Con il docente di economia politica che insegna alla Statale di Milano si torna sul solco della tradizione. Archiviato il triennio modernista del politologo che insegna alla facoltà di Scienze Politiche a Bologna. Simili, nuovo vicedirettore: "Parlare di Shoah con una graphic novel può non essere piaciuto alla generazione più vicina agli anni della fondazione della rivista".
Tra chi lo fa c’è il politologo Gianfranco Pasquino, firma storica del bimestrale, che dice di essere “molto contento. Michele Salvati è un eccellente studioso che ha il senso della politica e del dibattito colto, oltre che nutrire profondo rispetto per le opinioni che non condivide. Sono certo che saprà riportare la rivista a quel livello sfuggito agli ultimi tre anni anni di direzione”. Grandi speranze con vene polemiche, dunque, condivise anche da altre voci dell’assemblea dei soci che sembrano non aver apprezzato fino in fondo la guida di Ignazi, secondo alcuni in difetto di idee e di profondità dei contenuti.
Tra i motivi di critica, in parte pare che si sia trovato poco compattamento intorno alla scelta della nuova veste grafica della rivista, improntata ad articoli più brevi e all’inclusione di aree tematiche che, accanto a quelle storiche basate più su tradizione europeista, democrazia dell’alternanza e bipolarismo, hanno incluso società, costume, satira e creazione artistica. Da parte del precedente comitato di direzione – del quale si confermano in quello attuale, oltre allo stesso Ignazi, anche Bruno Simili, che passa da redattore capo a vicedirettore, Roberto Escobar e Loredana Sciolla – si dice che l’obiettivo era e rimane quello di “svecchiare” il bimestrale ed esplorare settori considerati forse più pop per capirne motivazioni e linee di evoluzione della cultura contemporanea.

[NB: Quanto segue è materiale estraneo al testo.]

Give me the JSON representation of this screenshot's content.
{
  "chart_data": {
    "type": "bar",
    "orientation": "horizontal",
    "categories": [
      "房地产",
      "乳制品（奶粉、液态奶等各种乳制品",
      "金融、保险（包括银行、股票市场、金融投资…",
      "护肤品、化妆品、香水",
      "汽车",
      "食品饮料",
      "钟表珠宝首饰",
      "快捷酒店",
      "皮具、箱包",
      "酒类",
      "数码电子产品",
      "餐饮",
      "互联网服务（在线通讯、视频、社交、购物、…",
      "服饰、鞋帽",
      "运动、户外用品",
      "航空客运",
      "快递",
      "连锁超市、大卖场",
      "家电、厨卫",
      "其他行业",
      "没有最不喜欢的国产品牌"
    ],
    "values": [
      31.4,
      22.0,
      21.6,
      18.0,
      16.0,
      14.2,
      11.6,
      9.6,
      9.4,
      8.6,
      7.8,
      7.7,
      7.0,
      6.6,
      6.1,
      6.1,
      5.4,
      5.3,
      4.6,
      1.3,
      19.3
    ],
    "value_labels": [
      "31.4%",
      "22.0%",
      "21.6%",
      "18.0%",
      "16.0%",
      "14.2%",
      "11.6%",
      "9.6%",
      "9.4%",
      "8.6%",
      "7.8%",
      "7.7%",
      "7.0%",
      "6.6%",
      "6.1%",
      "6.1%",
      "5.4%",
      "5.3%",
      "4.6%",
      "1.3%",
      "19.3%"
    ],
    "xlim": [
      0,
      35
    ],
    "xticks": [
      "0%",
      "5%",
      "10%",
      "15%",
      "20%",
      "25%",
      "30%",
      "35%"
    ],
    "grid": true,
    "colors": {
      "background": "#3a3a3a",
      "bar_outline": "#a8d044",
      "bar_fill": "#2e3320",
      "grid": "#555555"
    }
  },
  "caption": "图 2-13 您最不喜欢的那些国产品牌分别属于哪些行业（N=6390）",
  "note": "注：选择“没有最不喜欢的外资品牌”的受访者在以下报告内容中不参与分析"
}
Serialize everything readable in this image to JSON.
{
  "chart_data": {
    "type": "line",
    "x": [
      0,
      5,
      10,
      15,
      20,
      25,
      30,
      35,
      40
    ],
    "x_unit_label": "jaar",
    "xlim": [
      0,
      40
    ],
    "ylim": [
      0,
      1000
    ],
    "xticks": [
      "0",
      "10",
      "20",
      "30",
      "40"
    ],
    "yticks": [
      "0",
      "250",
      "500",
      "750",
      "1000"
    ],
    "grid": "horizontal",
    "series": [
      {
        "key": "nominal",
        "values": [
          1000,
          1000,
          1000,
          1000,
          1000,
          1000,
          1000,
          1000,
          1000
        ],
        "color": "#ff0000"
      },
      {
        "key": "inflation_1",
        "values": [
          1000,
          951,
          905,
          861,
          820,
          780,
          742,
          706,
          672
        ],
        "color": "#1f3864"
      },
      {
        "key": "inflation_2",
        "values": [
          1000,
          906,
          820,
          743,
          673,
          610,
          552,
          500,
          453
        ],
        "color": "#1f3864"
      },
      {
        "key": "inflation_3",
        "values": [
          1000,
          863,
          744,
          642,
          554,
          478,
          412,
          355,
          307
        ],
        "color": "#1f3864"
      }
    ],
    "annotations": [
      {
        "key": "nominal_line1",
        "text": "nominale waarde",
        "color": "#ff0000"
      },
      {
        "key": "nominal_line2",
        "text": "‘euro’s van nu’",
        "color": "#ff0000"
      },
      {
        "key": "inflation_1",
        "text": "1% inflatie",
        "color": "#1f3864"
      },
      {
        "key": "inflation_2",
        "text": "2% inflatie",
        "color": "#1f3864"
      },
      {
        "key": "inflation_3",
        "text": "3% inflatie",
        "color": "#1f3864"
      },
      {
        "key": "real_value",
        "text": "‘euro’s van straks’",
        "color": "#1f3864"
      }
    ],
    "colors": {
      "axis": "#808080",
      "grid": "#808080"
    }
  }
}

“Non si può accontentare tutti”, dichiara Ignazi a fronte delle critiche. “Tutte le voci dissonanti vanno ascoltate, ma la candidatura di Michele Salvati, che è persona che stimo, come tanti miei scritti confermano, non era in contrapposizione alla mia. Tanto che lo stesso Salvati mi ha offerto la direzione, ma essendo emerso in assemblea un orientamento diverso ho ritenuto di non accettare. Aggiungo che, quando mi sono insediato, per le innovazioni ho raccolto richieste che provenivano dall’associazione, proprietaria della testata. In tre anni, inoltre, il 50% degli autori non aveva mai scritto prima. Segno che si vuole dare voce a nuove leve della cultura italiana. Infine la distribuzione della rivista ha mantenuto i livelli precedenti, risultato soddisfacente considerando il periodo”.
“L’ultima assembla”, afferma Bruno Simili, che non è solo neo vicedirettore ma anche segretario dell’associazione, “è stata sicuramente vivace, ma non litigiosa. È stato apprezzato non da pochi il lavoro di cambiamento della direzione Ignazi, che ha fatto scelte forti determinando di certo malumori, ma non malumori preoccupanti. Le faccio un esempio: parlare di Shoah attraverso gli strumenti della graphic novel può non essere piaciuto a una generazione più vicina agli anni della fondazione della rivista o dei suoi vagiti. E di certo c’è qualcuno che apprezza di più i vecchi articoli da 42 mila battute invece degli attuali, che si aggirano tra le 20 e le 21 mila. Ma posso dire che le scelte del precedente comitato di direzione, in parte riconfermato, sono state condivise. Sul nostro sito web, inoltre, siamo stati in grado di raccogliere autori più giovani della media di quelli della rivista, con persone che possono avere anche meno di 30 anni”.
La questione generazionale, dunque, sembra essere un elemento che può aver giocato al cambio di leadership. Se gli ultimi due direttori (prima di Ignazi c’è stato un acclamato Edmondo Berselli, scomparso l’11 aprile 2010 e rimasto alla guida del Mulino per 2 mandati consecutivi, dal 2002 al 2008) sono entrambi classe 1951, Salvati invece è nato nel 1937 e si attesta anagraficamente tra altri due nomi dell’accademia italiana che venivano indicati tra i papabili, Luigi Pedrazzi, che fu tra i fondatori della rivista, nata il 25 aprile 1951, e Carlo Galli, docente di storia delle dottrine politiche all’università di Bologna e più vicino ai due precedenti direttori.